Guys. Chilllllll. Go put on your mac and boat hat and be a bloody tourist. Stop fighting the cliché. You ain’t all got to be Christopher Columbus.
This is something I’ve irrationally been feeling lately. On my last trip to Amsterdam I found myself uncontrollably searching for quirky cafes online and then trying to avoid “touristy” restaurants once there. Why? What did I think I’d find? It was a pressure I’d put on myself so that I could come home and shout about this amazing place that me all by myself had found because I’m succccch a good travel blogger. Nah mate. Sh’up.
I had way more fun when I gave myself a mental slap and realised that it didn’t fucking matter.
I think there’s a fair amount of pressure on travel bloggers to be unique, to find the cafe that serves the world’s best coffee for under a euro and the secret underground bar that no one’s yet exposed. I’m not sure where this pressure stems from but it’s probably just ourselves. Deep down we’re just normal Google-Map-holding tourists who want a selfie with the Leaning Tower of Pisa, so why are we doing it?
Of course we love finding something different too, coming home with a not-yet-blogged discovery that we can introduce our readers too. But there’s just only so much we can uncover between having breakfast at Tiffany’s and standing underwhelmed in Grand Central Station (I don’t get this one… like do tourists come to see St Pancras?). In the same amount of time as the fellow camera clutching visitors, we’re trying to squish in the overcrowded attractions AND the museum no one tells you to go to.
Maybe we should just all give ourselves a break. Because trying to find something so good that it’s not yet been found is bloody exhausting. And we work hard for the time we spend out of our home countries so let’s relax, you can always come back? (That is definitely something I’m genuinely just about starting to accept, like Amsterdam takes 30 minutes to fly to).

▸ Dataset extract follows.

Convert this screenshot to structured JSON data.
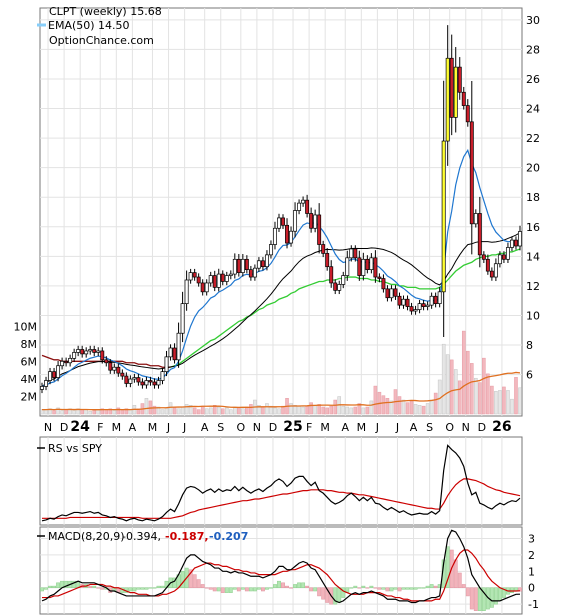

Personally I have a slight guilty pleasure for tourist attractions. I’ve seen a fair few, as the images in this post will show you, and I bloody love having my turn at an inappropriately cheesy selfie. But what does irritate me about these monuments is not the crowds of people that flock to see them – go ahead guys you go see the world! It’s the skanky plastic replicas and the fake painters by the side. It’s the people that charge you $5 to have a photo with something they don’t even own… like no… piss off mate I’ve got my own camera (complete with photo-taking companion).
Okay I have a confession. When I was 15 I bought a tiny clear pink Statue of Liberty Christmas decoration that flashed red and white. It was fantastic and it still sits on my Dad’s tree every year #sorrynotsorry.
So I guess what I’m trying to say is, if you feel the pressure to avoid the tourist cliché, then don’t. Post predictable photos, write about been-there-seen-there places, go and discover what makes you happy.
Coz’ at the end of the day, you’re the one that matters.